In this part I focus on interaction and association between variables. For that I use primarly pairplot. Then I want to investgate association betweeen each of the independent variablea and our dependent variable. NExt I will plot some basic correlation (or mean price for categorical variables) to wrap my head around when it comes to which features will be really important for the overall model.
sns.pairplot(df)
plt.show()
sns.set_style("darkgrid")
def plot_correlation(df, dependent_var):
"""
Plot correlation between dependent variable and each independent variable
along with mean price for each category if dependent variable is categorical.
"""
for col in df.columns:
if col == dependent_var:
continue
if df[col].dtype == 'object':
# Create a bar plot showing mean price for each category
fig, ax = plt.subplots(figsize=(20, 7))
plt.xticks(rotation=45)
plt.ylabel('mean_price')
sns.barplot(x=col, y="inm_price", data=df)
plt.show()
else:
# Create a scatter plot showing correlation between independent variable and price
sns.scatterplot(x=col, y="inm_price", data=df)
plt.show()
plot_correlation(df, "inm_price")
Comment
A very interesting characteristics — "Barajas" has quite big variatio when it comes to mean price: way higher than other neighboordhoods of the city.

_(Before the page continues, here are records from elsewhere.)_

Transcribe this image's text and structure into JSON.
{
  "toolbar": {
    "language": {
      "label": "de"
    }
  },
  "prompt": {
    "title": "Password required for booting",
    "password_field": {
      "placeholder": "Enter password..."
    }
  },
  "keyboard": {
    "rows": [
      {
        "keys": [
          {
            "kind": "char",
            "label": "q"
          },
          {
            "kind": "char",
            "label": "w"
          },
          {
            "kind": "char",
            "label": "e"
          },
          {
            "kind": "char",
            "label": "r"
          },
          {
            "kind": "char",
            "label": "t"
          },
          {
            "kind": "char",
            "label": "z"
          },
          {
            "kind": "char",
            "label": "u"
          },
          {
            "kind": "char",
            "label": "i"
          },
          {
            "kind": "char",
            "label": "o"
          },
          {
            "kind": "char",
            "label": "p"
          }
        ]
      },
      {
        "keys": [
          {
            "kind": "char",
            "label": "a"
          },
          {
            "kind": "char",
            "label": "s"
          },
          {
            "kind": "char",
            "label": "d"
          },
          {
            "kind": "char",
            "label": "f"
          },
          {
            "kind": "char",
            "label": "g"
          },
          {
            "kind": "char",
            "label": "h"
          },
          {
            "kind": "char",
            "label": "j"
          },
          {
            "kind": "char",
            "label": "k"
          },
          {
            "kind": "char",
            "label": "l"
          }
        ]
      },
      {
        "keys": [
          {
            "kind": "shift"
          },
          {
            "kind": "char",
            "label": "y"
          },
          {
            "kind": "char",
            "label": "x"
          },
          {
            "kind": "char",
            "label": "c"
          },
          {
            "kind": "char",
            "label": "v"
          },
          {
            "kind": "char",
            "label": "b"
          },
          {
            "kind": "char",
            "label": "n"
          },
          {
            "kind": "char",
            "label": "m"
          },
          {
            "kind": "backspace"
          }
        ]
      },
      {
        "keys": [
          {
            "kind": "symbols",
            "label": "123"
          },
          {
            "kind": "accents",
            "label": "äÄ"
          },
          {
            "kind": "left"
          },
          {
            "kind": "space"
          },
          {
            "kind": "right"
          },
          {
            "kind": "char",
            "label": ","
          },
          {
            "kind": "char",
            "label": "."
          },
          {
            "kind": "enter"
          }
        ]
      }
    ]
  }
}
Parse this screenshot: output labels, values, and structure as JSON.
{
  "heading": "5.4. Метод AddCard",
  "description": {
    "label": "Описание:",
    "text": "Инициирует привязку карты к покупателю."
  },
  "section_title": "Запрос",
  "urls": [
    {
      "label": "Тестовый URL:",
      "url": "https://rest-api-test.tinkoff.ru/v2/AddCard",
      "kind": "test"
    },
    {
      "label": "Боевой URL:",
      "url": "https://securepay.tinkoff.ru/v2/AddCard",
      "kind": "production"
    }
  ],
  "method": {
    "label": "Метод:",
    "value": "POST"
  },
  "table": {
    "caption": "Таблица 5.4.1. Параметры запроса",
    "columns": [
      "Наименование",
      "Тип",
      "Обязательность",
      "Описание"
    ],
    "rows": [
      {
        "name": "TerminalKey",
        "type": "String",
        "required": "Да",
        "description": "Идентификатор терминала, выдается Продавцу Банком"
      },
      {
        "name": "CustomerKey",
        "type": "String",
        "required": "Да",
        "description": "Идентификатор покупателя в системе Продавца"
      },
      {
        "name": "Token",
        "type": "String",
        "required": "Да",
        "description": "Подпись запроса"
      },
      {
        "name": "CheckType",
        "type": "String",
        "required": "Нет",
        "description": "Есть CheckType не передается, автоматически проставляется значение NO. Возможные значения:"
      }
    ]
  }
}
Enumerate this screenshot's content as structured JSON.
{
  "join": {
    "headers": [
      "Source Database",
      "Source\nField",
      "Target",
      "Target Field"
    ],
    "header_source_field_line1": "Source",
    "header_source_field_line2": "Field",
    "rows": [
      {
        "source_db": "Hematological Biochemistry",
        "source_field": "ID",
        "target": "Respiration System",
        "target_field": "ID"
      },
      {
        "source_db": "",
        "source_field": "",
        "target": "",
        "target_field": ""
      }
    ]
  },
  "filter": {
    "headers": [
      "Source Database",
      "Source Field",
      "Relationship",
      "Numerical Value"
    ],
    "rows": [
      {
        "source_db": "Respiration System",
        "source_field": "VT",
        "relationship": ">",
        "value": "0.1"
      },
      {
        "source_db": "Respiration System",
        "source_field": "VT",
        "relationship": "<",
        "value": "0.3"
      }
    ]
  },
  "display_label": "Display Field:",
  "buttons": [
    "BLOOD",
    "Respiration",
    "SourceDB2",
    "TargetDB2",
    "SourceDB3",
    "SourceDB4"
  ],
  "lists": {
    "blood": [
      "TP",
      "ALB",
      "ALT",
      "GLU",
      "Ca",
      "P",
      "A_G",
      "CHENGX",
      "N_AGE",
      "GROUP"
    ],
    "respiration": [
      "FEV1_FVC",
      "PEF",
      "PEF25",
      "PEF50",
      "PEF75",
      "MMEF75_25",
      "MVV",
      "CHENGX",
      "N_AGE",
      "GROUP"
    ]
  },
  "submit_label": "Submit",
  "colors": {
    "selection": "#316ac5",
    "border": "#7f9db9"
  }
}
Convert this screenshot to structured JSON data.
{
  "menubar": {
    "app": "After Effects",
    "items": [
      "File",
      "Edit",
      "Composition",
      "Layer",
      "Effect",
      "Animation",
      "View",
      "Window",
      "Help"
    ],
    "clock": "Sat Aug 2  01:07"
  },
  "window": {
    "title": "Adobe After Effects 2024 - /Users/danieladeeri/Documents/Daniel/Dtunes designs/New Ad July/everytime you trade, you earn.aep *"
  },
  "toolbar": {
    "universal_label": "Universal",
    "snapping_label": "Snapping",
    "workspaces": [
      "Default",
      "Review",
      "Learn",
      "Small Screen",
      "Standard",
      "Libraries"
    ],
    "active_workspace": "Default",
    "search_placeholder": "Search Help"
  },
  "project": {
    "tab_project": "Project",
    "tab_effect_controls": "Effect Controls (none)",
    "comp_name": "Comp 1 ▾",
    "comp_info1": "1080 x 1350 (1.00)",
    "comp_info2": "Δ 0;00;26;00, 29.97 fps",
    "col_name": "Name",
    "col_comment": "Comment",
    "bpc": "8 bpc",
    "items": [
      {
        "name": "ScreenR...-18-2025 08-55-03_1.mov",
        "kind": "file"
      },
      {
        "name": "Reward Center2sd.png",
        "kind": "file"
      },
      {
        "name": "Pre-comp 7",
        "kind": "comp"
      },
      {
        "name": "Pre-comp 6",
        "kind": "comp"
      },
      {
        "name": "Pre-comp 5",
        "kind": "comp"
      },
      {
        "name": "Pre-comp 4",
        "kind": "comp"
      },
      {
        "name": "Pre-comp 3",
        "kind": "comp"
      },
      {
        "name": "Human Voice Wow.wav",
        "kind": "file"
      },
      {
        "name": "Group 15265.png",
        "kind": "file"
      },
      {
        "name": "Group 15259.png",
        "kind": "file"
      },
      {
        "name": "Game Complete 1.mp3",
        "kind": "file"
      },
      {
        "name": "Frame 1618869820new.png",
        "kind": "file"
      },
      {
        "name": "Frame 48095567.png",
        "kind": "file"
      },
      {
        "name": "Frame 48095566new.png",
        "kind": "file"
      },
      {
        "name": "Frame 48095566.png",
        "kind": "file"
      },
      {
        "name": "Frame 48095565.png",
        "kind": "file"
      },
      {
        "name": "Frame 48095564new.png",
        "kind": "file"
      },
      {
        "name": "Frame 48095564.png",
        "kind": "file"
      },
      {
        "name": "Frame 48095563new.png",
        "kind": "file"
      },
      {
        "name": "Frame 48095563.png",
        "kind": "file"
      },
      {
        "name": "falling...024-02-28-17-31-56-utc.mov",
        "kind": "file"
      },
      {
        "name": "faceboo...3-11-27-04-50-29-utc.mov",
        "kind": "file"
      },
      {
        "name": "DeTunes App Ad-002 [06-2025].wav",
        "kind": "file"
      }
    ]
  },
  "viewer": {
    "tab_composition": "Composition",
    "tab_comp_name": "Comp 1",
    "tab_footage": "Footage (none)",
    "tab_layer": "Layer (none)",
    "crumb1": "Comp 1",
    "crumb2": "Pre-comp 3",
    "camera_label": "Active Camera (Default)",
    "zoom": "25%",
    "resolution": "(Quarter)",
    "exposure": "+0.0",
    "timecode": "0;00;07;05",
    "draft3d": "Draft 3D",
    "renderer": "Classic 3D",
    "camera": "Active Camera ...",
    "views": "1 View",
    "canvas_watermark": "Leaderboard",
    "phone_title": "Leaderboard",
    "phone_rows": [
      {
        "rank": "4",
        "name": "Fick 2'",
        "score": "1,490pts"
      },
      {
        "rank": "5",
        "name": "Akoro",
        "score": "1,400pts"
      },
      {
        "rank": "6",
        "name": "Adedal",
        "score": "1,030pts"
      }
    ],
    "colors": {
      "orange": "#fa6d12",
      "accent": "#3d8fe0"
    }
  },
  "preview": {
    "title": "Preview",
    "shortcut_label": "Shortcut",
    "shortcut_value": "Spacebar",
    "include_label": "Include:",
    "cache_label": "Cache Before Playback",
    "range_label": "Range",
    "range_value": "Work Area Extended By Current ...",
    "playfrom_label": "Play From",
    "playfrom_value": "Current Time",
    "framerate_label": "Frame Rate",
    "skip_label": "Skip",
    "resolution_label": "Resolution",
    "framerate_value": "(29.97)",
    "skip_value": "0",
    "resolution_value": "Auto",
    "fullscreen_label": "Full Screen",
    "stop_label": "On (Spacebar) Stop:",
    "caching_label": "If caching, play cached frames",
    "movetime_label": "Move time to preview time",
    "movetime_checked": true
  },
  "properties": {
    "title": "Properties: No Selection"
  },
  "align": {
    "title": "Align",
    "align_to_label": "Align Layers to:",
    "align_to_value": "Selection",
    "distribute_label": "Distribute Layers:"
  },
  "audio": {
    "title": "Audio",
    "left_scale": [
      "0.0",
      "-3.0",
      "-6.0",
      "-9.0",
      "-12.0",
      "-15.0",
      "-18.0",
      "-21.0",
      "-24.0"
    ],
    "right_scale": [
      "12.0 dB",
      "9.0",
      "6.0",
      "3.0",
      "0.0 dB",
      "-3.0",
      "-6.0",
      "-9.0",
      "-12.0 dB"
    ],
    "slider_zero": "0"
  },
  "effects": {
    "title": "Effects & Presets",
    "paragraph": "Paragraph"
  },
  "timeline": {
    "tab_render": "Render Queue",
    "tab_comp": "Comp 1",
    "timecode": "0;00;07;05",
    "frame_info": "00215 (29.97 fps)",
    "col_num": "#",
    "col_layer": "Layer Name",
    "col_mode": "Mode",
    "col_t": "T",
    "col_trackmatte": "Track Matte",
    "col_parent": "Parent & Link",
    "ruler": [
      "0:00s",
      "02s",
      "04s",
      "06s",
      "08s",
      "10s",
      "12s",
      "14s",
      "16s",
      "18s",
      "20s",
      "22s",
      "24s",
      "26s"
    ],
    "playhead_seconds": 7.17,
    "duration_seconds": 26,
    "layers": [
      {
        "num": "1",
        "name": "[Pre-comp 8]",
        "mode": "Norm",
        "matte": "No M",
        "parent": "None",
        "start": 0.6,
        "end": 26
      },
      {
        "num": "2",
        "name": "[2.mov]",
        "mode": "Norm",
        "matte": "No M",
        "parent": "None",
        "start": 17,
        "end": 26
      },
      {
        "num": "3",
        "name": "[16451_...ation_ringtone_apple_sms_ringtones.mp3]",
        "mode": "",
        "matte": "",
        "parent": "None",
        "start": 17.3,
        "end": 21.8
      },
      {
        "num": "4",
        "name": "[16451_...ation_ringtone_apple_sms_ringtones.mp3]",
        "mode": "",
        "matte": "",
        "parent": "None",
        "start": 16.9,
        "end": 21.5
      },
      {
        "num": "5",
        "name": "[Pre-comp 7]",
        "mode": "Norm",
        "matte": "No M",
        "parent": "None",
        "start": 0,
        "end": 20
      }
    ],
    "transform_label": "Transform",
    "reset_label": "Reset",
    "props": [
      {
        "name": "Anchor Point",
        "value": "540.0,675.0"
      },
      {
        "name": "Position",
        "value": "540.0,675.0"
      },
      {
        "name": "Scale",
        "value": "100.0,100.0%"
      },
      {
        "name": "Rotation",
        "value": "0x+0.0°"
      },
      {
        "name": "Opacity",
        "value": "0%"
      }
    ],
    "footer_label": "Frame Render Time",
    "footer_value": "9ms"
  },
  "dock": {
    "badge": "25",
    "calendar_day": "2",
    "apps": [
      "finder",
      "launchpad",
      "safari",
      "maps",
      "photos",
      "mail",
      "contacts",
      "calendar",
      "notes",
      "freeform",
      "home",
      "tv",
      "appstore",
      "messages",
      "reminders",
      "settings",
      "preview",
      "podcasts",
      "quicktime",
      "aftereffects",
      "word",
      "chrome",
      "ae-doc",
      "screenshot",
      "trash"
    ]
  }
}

In correlation analysis, we look for variables whose correlation coefficient will be higher than 0.8. In those cases we unnecessary use them because they provide a similiar information. On the other hand, we also look for high correlation between dependent variable and independent variables becuase it will allow to check which varaibles will provide the most information for the model.
# Correlation Analysis
corr = df.select_dtypes(include=np.number).corr()
f, ax = plt.subplots(figsize=(22, 22))
sns.heatmap(corr, vmax=.8, square=True)
plt.title('Correlation Matrix')
plt.show()
def detect_correlation(data, threshold):
correlation_set = set()
correlation_matrix = data.corr()
for i in range(len(correlation_matrix.columns)):
for j in range(i):
if abs(correlation_matrix.iloc[i, j]) > threshold:
correlation_set.add(correlation_matrix.columns[i])
if len(correlation_set) == 0:
print("No correlated variables detected")
else:
return correlation_set
detect_correlation(df, 0.8)
{'dem_Indice_de_juventud',
'dem_NumViviendas',
'dem_PropConEstudiosUniversitarios',
'dem_PropSinEstudios',
'dem_PropSinEstudiosUniversitarios',
'dem_TamanoMedioDelHogar',
'dem_TasaDeParo'}
Comment
Because of high (>0.8) correlation I decided to drop those columns.
df.drop(["dem_NumViviendas",
"dem_PropConEstudiosUniversitarios",
"dem_PropSinEstudios",
"dem_PropSinEstudiosUniversitarios",
"dem_TamanoMedioDelHogar",
"dem_TasaDeParo",
"dem_Indice_de_juventud"
], axis=1, inplace=True)
categorical_variables = ["inm_barrio", "inm_distrito"]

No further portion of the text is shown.